The Assumption of Mary

08-15-2021(Being) Catholic MattersDavid Lins

In this week’s Gospel, we take a break from John 6 to celebrate the Assumption of Mary.

Some people—most of all, our non-Catholic brothers and sisters—struggle with this teaching. And why wouldn’t they?

Many other denominations take the stance that the body is just a cage for a soul of infinite value. If that is the case, why would a bodily assumption of anyone but Jesus (whose very Flesh is divine) even matter?

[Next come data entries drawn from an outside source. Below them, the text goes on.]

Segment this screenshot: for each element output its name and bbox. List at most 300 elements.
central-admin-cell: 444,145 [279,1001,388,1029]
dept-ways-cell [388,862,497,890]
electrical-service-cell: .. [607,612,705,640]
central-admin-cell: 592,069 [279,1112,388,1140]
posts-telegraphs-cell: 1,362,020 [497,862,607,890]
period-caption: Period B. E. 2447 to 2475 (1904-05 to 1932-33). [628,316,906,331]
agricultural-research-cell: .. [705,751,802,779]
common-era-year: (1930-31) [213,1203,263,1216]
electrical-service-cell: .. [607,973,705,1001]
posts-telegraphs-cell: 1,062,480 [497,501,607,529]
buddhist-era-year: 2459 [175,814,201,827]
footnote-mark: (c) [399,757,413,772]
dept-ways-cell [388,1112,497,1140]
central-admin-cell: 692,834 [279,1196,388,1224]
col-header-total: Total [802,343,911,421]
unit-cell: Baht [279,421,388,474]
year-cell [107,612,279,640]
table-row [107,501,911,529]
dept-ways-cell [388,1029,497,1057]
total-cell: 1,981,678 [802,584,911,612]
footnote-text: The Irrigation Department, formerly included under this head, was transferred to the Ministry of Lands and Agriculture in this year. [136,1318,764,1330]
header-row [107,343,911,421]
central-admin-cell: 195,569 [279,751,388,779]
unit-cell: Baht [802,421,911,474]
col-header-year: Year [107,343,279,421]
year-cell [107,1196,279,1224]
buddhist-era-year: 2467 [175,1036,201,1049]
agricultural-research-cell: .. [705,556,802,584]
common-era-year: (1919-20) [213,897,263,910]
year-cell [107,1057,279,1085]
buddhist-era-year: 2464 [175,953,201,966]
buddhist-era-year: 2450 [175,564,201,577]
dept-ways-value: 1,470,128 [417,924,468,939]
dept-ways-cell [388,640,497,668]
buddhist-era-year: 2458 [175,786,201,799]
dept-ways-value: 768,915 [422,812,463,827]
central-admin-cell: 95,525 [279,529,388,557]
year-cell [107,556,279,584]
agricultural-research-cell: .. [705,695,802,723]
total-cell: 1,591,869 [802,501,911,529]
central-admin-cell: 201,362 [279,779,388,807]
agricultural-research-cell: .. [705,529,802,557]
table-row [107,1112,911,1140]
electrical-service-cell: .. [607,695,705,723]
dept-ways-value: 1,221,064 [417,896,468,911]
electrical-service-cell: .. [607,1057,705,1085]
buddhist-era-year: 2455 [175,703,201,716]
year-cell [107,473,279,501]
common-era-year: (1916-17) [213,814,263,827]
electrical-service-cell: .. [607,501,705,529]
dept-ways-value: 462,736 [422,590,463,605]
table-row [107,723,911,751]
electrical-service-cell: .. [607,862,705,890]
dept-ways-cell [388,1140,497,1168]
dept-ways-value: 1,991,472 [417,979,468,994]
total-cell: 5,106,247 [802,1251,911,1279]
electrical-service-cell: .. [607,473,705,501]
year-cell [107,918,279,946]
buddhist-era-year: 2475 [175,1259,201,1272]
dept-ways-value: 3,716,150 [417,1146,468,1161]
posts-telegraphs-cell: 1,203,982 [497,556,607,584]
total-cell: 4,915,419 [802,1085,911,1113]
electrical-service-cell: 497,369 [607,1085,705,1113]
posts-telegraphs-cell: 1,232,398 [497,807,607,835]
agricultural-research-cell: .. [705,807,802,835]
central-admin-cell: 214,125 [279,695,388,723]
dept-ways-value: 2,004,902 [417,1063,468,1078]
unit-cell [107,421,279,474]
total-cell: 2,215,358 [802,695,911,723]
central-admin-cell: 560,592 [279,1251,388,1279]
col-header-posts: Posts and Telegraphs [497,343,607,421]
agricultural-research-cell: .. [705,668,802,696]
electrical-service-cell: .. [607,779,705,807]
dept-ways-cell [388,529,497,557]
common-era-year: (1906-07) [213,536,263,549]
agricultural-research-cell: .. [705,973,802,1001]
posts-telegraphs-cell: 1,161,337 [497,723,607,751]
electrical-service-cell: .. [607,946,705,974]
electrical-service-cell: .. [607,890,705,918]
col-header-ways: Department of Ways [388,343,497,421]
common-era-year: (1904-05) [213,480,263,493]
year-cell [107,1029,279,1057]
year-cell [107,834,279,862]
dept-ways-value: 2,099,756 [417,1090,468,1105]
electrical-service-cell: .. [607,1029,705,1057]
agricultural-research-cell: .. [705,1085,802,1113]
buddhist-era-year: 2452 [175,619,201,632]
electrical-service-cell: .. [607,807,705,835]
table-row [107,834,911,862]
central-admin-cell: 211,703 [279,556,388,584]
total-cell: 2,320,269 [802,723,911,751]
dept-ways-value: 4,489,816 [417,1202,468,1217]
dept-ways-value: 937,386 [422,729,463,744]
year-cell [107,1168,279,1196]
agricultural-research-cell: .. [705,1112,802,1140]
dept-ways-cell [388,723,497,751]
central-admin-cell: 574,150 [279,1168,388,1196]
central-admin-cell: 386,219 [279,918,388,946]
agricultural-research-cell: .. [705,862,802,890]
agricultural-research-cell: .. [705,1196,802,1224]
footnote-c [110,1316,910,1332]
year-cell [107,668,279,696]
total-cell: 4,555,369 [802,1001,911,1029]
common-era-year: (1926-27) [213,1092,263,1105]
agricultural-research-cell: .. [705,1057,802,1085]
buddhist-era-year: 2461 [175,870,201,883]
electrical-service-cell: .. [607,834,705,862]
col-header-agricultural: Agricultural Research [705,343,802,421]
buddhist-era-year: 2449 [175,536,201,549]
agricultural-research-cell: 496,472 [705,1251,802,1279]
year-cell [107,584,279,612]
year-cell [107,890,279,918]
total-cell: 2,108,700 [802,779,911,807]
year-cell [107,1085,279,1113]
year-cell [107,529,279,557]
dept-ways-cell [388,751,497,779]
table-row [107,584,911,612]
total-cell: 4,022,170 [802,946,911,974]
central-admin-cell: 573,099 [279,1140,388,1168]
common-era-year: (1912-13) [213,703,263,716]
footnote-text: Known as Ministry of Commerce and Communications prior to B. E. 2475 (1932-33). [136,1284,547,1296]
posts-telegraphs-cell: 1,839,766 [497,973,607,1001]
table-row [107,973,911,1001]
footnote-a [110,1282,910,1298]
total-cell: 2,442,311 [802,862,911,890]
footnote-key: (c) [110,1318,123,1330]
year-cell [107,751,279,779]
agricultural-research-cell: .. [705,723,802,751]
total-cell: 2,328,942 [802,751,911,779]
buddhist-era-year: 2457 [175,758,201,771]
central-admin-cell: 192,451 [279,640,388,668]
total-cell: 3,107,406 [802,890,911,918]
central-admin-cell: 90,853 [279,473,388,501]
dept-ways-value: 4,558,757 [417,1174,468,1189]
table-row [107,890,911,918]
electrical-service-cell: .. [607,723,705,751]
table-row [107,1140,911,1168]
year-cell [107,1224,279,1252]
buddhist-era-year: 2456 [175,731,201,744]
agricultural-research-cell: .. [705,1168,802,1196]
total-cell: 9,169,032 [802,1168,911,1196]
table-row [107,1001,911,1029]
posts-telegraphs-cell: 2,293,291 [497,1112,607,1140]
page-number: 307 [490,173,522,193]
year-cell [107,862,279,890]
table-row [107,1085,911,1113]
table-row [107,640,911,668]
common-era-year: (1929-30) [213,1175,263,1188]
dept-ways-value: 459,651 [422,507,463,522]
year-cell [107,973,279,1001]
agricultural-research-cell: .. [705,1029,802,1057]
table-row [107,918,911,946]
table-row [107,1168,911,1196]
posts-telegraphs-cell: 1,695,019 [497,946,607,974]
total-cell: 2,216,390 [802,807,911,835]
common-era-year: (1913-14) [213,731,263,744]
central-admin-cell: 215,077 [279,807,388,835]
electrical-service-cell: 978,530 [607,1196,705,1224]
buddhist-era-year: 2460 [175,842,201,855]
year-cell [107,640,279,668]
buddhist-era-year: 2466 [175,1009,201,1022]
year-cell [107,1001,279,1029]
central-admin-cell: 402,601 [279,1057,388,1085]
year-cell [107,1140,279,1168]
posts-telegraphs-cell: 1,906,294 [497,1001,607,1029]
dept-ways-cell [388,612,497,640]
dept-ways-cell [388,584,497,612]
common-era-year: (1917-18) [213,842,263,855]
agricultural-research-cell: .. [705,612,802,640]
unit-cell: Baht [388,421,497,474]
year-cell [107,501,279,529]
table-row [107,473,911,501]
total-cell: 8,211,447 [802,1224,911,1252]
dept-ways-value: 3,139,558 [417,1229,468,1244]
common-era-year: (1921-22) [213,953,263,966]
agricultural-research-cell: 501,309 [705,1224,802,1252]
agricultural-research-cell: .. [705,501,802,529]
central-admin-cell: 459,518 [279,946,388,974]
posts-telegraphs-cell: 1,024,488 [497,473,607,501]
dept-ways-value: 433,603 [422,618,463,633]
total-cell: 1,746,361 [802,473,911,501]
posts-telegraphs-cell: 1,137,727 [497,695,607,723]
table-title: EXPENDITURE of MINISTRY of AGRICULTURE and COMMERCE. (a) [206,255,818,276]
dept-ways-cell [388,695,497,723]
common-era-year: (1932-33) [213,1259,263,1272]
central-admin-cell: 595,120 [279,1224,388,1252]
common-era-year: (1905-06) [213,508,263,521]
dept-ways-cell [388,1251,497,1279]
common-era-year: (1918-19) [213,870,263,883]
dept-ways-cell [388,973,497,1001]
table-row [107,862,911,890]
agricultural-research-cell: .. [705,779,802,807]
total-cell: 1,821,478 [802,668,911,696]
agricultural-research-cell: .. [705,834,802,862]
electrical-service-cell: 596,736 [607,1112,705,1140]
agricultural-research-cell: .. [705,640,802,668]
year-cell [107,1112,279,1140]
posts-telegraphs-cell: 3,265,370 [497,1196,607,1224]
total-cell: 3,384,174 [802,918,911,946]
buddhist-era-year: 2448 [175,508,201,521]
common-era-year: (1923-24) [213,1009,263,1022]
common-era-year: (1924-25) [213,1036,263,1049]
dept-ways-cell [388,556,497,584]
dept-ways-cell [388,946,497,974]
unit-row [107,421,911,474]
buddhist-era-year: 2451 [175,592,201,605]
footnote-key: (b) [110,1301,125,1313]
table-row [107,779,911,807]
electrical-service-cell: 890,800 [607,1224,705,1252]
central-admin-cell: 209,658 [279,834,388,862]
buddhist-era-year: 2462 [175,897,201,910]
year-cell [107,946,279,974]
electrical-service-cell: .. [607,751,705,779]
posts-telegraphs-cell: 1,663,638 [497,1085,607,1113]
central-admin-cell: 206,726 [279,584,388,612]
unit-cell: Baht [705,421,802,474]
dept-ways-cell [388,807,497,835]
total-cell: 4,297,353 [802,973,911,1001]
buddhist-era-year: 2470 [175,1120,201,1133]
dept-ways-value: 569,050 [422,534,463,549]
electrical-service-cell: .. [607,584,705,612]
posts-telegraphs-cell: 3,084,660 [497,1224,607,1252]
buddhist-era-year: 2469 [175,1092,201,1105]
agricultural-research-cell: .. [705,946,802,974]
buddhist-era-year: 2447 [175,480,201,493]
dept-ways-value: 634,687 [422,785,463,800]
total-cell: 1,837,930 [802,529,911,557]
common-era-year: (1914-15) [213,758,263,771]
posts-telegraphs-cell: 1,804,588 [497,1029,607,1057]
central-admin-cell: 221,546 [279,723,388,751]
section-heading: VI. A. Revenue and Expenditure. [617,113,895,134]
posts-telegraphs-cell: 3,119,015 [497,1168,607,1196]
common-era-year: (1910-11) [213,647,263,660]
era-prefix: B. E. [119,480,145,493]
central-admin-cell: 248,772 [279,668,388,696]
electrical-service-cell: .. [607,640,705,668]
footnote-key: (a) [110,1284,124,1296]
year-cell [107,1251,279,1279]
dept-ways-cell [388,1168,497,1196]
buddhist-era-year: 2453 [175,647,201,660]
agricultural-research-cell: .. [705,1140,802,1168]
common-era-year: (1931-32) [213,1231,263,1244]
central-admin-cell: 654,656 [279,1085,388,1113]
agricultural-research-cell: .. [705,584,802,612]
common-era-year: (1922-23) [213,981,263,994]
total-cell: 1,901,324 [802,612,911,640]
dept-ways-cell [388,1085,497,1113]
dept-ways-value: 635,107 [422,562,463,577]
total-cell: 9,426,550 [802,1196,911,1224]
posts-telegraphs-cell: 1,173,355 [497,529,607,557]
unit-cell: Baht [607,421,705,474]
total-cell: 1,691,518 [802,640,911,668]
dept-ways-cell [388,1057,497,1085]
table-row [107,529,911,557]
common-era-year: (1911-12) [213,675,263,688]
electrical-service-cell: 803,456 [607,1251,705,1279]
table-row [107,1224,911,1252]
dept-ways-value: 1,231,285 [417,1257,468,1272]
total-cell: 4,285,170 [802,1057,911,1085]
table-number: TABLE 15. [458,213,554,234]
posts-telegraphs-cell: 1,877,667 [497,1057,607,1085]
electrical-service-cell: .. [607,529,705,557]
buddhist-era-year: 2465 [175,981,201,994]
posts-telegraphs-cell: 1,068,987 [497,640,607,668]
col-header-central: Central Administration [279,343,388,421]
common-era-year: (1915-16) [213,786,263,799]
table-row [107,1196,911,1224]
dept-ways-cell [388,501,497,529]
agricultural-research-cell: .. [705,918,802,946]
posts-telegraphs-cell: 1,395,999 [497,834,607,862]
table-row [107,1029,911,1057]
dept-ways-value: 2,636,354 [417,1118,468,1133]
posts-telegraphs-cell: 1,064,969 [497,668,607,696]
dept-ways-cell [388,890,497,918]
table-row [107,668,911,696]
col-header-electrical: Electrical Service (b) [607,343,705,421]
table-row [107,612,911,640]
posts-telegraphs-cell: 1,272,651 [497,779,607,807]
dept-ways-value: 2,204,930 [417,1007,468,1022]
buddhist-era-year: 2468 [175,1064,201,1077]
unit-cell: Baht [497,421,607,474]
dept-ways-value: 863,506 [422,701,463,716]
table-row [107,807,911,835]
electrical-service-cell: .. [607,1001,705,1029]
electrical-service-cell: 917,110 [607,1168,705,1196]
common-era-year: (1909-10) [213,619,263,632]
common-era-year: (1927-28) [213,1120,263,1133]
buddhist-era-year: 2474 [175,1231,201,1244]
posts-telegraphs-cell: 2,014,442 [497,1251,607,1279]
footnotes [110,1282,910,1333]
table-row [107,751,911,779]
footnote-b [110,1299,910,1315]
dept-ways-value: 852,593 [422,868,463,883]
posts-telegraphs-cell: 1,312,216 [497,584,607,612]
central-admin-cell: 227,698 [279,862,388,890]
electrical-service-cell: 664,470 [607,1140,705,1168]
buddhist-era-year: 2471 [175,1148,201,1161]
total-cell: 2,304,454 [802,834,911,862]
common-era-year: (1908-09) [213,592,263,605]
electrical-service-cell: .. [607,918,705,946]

Why hoist a mere “cage” into heaven?

Yet, we as Catholics recognize the body as much more than a “cage.” In paragraph 364 of the Catechism, we read, “Man... is obliged to regard his body as good and to hold it in honor since God has created it and will raise it up on the last day.” Paragraph 365 goes on, “Spirit and matter, in man, are not two natures united, but rather their union forms a single nature.” (Emphasis added.)

Many also struggle with the Church’s understanding of the assumption because the event is not recorded in the Bible. Again, this is understandable because many protestant faiths believe only what is recorded in the Bible. But even the Bible itself explains many holy things are not recorded in Scripture (John 21: 25).

So why do we believe in the Assumption?

Short answer: Because Mary was (and remains) the new Ark of the Covenant which was taken up to Heaven. Compare the “overshadowing” in Exod 40:34-35 and Luke 1:35. Compare the language in 2 Samuel 6:9 and Luke 1:43. Compare the “leaping” in 2 Samuel 6:15-16 and Luke 1:41- 42. Finally, compare the time period of three months in 2 Samuel 6:11 and Luke 1:56.

And although the doctrine wasn’t formalized until Pope Pius XII, it has always been the teaching of the Church.

John of Damascus (born a few years ago in the 8th century) wrote, “Today, the holy, incomparable virgin enters the heavenly sanctuary that lies above the universe... Today the holy, living ark of the living God, the one who has carried her own maker within herself, comes to her rest in the temple of the Lord not made by hands.”